The term "cowpen" was associated in colonial times with an open-range stock raising operation bearing many similarities to the Western cattle ranch of today. The cowpen was an institution that originated in the low country of South Carolina, and which was less common in the piedmont than in parts of the state (SC) much further south. The cowpens from which the battle site takes its name is sometimes referred to as "Hannah's Cowpens or as Saunders's Cowpens. This "cowpens" site was a place of considerable notoriety fro a trading path with the Cherokees which passed by it. Modern researchers have been unable to locate records connecting the site to its original owner, although it was customary for "cowpen" owners to hold title to the ground on which their buildings and cattle enclosures were erected. An 1803 state grant to Daniel McClary is the earliest record of the site. If you review the site and the closest Kemp or Camp family living near there a Thomas Camp settled in Island Ford, Rutherford County, North Carolina, which is about two miles north of the South Carolina state line or just over two miles from the site of the "Battle of Cowpens". However, no proof has been located that can link Thomas Camp to Nathan L. Kemp.

In an affidavit sworn in McNairy County, Tennessee Court in 1857. Nathan states that in 1793 he enlisted to fight the Cherokee Indians and mustered out of Oconee Station, South Carolina.

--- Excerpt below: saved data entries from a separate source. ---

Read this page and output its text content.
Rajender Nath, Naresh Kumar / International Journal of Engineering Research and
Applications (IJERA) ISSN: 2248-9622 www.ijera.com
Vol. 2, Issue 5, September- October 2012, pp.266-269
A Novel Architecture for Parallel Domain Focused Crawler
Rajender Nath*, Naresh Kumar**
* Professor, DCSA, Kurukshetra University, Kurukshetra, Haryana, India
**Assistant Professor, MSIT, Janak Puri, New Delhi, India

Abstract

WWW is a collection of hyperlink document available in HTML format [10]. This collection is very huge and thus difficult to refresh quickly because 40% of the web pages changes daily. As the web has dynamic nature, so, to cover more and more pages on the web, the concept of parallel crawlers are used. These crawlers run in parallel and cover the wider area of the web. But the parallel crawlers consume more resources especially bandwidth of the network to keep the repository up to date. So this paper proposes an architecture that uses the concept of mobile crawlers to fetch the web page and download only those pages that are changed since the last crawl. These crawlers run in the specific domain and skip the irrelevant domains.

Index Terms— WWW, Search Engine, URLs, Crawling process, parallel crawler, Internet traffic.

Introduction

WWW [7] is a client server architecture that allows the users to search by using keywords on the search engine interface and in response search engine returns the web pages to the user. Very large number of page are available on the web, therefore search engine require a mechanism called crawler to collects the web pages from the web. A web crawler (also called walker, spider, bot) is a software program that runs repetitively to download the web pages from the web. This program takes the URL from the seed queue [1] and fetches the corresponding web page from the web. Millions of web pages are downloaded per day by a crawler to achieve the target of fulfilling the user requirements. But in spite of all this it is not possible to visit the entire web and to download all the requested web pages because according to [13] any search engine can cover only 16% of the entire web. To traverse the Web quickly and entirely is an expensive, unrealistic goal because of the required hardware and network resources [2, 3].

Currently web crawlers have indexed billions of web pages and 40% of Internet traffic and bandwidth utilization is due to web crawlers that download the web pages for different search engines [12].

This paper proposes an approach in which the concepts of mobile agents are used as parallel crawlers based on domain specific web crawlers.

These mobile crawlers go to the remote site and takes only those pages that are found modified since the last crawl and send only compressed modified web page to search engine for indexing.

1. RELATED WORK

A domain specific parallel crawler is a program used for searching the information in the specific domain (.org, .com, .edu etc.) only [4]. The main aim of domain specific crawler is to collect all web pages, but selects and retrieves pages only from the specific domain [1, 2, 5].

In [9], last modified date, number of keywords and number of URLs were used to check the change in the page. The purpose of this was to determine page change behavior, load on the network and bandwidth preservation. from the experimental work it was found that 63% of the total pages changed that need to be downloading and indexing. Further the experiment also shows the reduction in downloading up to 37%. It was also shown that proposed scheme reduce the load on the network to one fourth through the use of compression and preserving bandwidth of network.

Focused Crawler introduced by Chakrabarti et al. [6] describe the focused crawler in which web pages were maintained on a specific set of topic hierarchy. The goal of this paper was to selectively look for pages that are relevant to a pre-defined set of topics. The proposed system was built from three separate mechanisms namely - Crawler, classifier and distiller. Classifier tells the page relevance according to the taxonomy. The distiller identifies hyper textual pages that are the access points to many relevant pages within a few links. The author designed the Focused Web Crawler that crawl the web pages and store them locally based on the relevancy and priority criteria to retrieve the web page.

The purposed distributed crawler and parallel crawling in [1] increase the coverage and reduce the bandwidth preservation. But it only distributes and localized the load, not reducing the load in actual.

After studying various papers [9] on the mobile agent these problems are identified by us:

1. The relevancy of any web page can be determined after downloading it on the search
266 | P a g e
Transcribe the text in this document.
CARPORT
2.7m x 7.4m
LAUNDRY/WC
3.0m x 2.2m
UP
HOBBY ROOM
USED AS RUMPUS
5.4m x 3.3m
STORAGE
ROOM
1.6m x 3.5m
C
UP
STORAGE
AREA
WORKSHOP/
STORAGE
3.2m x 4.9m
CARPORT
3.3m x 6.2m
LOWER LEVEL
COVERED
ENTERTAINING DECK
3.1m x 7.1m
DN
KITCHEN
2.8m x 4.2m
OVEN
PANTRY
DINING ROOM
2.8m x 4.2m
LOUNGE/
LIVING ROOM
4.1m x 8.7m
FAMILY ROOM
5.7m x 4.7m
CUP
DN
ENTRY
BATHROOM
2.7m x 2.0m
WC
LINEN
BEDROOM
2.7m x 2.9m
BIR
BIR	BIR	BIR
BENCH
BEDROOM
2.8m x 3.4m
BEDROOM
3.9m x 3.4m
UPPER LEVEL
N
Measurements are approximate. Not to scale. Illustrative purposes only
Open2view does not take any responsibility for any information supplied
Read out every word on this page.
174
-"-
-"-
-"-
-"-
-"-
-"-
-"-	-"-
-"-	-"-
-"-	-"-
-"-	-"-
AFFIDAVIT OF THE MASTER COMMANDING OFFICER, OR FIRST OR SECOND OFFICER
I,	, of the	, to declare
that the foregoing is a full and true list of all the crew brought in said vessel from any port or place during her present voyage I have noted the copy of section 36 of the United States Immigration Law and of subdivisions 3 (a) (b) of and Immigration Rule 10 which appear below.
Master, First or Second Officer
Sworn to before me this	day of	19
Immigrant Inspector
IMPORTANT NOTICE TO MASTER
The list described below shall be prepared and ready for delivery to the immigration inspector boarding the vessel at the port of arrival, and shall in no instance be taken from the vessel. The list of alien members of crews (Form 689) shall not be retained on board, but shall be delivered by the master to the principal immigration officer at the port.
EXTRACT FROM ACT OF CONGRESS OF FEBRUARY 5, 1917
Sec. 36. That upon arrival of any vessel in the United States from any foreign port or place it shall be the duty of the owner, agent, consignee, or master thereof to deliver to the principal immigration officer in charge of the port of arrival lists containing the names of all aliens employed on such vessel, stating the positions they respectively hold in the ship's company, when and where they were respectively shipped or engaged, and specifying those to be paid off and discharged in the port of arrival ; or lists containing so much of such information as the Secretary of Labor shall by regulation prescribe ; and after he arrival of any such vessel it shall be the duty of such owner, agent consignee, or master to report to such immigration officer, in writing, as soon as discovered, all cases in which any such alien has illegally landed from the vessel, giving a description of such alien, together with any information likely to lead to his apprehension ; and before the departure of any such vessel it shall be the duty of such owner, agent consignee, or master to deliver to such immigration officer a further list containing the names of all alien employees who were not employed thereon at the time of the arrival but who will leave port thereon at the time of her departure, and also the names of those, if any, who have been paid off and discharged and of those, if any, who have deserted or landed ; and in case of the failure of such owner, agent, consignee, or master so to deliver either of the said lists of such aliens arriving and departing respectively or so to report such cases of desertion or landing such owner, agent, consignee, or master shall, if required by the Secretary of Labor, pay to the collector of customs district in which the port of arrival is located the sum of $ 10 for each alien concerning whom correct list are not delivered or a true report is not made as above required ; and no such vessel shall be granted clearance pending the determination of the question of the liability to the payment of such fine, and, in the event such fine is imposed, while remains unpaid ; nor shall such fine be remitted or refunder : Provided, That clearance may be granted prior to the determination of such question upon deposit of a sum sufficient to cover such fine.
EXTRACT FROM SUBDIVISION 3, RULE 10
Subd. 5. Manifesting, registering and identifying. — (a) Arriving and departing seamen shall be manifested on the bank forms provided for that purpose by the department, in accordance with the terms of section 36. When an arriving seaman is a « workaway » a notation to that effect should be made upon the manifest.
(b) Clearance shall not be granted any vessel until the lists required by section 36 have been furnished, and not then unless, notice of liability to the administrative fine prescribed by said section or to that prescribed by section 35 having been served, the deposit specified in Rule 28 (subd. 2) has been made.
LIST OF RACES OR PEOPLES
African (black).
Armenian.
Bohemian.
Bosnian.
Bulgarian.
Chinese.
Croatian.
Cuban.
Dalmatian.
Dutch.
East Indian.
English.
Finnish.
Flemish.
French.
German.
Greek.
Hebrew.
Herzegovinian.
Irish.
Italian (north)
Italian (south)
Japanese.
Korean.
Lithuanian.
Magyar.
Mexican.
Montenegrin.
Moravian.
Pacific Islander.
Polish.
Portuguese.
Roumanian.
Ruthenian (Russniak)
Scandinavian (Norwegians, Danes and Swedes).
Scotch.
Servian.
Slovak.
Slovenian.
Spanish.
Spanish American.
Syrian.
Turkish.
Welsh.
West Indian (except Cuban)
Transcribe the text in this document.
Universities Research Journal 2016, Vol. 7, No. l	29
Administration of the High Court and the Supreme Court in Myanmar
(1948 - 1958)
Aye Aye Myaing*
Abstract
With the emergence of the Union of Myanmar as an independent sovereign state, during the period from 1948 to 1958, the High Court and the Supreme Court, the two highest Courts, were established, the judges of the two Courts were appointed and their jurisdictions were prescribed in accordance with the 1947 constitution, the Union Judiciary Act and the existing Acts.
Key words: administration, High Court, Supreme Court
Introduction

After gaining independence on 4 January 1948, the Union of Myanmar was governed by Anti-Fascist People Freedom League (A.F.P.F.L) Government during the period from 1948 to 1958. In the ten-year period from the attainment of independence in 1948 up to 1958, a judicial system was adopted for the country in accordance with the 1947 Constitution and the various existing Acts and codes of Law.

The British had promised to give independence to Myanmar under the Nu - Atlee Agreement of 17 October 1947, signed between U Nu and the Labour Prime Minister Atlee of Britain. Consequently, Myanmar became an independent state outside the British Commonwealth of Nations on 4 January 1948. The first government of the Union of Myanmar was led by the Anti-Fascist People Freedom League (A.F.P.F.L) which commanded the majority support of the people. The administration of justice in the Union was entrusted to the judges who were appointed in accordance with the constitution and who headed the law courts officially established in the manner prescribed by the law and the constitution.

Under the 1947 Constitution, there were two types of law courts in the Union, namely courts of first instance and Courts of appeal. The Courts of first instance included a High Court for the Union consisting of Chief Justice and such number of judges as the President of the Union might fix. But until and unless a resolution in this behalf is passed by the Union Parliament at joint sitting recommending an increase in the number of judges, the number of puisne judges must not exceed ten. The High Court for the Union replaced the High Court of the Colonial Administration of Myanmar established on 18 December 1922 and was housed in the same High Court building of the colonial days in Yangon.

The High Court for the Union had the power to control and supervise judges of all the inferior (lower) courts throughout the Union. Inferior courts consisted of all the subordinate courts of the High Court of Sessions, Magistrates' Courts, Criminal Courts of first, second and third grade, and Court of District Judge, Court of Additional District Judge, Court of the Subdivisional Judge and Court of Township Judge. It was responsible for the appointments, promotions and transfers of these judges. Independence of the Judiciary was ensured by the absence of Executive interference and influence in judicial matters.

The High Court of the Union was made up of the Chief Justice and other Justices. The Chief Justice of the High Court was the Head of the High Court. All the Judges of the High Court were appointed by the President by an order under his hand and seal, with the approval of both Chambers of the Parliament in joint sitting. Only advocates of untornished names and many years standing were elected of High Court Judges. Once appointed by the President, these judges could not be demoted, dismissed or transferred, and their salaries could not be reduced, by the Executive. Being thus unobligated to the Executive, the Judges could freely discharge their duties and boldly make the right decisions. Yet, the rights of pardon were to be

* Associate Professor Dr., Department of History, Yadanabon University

By, 1797 he can be found in Franklin County, Georgia where he is listed on tax lists from 1800 to 1809. All children from Nathan's first marriage to Nancy Walters/Waters state in future census records that their birth place was the state of Georgia.

A list of taxable property in Madison County, Mississippi Territory dated July 19, 1810 places Nathan as either owning land or living in Madison County, Mississippi Territory in 1810. This later became Madison County, Alabama. Madison County was created by Mississippi Territory Governor Robert Williams on December 13, 1808. Additional land was added until the county achieved its current form in 1824. The first white settlers entered the area in 1804. The area was previously inhabited by Cherokee and Chickasaw Indians. The county seat was established at Huntsville.

In the same affidavit mentioned above, Nathan states that in April of 1813, he enlisted in the Creek War from Madison County for six months. On November 4, 1813 Nathan married Margary Brashears in Madison County. The license/bond spells his name as Nathan Camp. This is the one and only document which spells his name in that manner. All children born to Nathan and Margary give their birth places as the state of Alabama, except for their youngest son, James.

Sometime between 1828 and 1829, Nathan moved his second wife Margary and their children to McNairy County, Tennessee. Nathan's older sons and daughters from his first marriage also followed their father into McNairy County, all by the year 1830. The 1830 census of McNairy County listed Nathan, as well as, his older sons. Nathan can be found on the 1830, 1840 and 1850 census of McNairy County, Tennessee. In early fall of 1857 Nathan's youngest son, James decided to move himself and his wife to Hot Spring County, Arkansas. James was living at that time at home with his father and mother and his new wife, Matilda. For whatever reason, at the age of 83, Nathan decided to make the move to Arkansas. The following is a story of that move:

Nathan was about 83 years old when he moved to Hot Spring County, Arkansas. Upon arriving in Hot Spring County, all stopped for a luncheon a few miles distant from the Kemp settlement (Nathan's son John was already there). Nathan remarked upon the natural beauty of a hill near a small brook and said that he would choose such a spot for a burial place. Possibly he had a premonition of impending death. So, soon after his arrival he died and his wife and others recalling his comment about the beautiful hillock, took him to it, only a few miles distant, and he was the first one to be buried in what is today called the Old Antioch Cemetery. It is located near Bismarck, Arkansas.